Besides BAE System’s growing US footprint, European arms companies have not yet reacted to the creation of new giants in the US military market. Given the novel characteristics of the pandemic, these companies will likely need more time to adjust to the repercussions of the crisis before making new structural decisions.
No matter how difficult the current economic downturn is, or how prominent the competitiveness issue becomes, preserving national arms-industrial capabilities will likely remain at the top of European decisionmakers’ agendas. In this respect, the pandemic caused by COVID-19 could either prompt European governments to push for increased consolidation of the European arms industry or, on the contrary, to protect their domestic industries at any cost.
The crisis caused by COVID-19 could have two contradictory effects. On the one hand, calls for increased solidarity and efficiency may prevail. This would push European companies towards greater cooperation and integration in the armament sector—thereby increasing interdependence.
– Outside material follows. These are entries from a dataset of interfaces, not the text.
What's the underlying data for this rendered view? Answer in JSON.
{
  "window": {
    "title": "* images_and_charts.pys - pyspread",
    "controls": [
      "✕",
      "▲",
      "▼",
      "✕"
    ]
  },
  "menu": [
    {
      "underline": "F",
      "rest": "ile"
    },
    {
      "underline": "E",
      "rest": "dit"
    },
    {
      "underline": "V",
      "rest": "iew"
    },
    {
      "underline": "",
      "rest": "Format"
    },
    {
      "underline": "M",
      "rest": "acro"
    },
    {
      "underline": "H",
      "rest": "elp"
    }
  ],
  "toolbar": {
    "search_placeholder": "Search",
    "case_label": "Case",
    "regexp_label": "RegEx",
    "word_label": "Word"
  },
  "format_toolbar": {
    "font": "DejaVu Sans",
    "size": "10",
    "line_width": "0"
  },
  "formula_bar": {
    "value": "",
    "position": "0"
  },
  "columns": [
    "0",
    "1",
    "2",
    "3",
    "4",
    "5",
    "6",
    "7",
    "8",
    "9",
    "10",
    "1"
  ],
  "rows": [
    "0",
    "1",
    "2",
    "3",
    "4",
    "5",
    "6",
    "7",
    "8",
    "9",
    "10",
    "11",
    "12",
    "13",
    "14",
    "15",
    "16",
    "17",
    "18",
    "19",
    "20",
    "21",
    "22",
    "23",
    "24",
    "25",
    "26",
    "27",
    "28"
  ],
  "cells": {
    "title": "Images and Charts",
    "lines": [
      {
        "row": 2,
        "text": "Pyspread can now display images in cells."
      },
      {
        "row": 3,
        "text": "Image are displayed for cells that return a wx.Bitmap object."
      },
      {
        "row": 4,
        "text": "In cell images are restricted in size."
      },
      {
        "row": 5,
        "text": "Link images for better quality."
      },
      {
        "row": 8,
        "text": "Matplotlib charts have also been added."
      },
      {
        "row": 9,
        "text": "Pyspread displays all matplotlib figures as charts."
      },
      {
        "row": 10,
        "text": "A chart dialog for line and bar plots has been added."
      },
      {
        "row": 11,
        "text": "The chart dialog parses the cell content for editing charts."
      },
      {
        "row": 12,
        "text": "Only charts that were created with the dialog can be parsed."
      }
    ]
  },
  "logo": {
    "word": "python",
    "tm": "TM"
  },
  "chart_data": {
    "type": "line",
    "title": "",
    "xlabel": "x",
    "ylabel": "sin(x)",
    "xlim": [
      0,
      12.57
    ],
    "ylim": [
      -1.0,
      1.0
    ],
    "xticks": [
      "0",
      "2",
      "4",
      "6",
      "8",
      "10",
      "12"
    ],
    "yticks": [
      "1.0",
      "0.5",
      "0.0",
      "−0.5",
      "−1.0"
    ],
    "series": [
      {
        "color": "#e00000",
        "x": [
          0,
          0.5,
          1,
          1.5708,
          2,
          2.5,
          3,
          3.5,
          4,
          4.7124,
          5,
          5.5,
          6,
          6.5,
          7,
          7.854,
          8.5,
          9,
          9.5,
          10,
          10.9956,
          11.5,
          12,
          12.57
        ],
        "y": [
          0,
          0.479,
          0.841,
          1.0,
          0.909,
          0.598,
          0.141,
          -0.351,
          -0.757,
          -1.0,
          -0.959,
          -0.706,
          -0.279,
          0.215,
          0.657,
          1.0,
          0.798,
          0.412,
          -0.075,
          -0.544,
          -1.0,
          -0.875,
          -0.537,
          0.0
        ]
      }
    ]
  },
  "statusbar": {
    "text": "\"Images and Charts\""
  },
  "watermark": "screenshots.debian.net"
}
One indication of a step in this direction is the July 2020 agreement for €7 billion for the European Defence Fund (EDF) in the European Council’s 2021–27 budget. Although the figure was lower than the originally proposed €13 billion, it was still higher than the compromise of €6 billion that was on the table prior to the pandemic. However, although the Commission seemed to have industrial restructuring in mind as a long-term goal for the EDF and its precursor instruments and stated that they should foster competitiveness ‘including by consolidation where appropriate’, this is not necessarily the opinion of individual governments. In a joint letter, the defence ministers of Germany, France, Italy and Spain did not directly call for industrial consolidation and rather saw the EDF as a way to ‘incentivize cooperation’ and that it could offer a ‘more efficient allocation of resources’.
But the supply chain concerns caused by the current pandemic could have the opposite effect. Indeed, it may act to reinforce trends of autonomy or even the renationalization of industries. Despite steps taken for joint procurement programmes, such as the two rival future combat air system projects; Tempest (Italy, Sweden and the UK); and the Future Combat Air System (Germany, France and Spain) or the Main Ground Combat System (France and Germany), governments could still decide to prioritize their domestic manufacturers, to support national industries instead of promoting cross-border cooperation.
Arms procurement processes usually span years and any outcomes are unlikely to be known in the short-term. The looming prospects of shrinking demand and the intensification of competition could prompt European arms firms to consolidate further in the coming years. But what will determine the restructuring of the sector in Europe remains political will. If consolidation is seen to be the only way for governments to sustain their arms industry in a constrained economic environment, they are likely to pursue that option.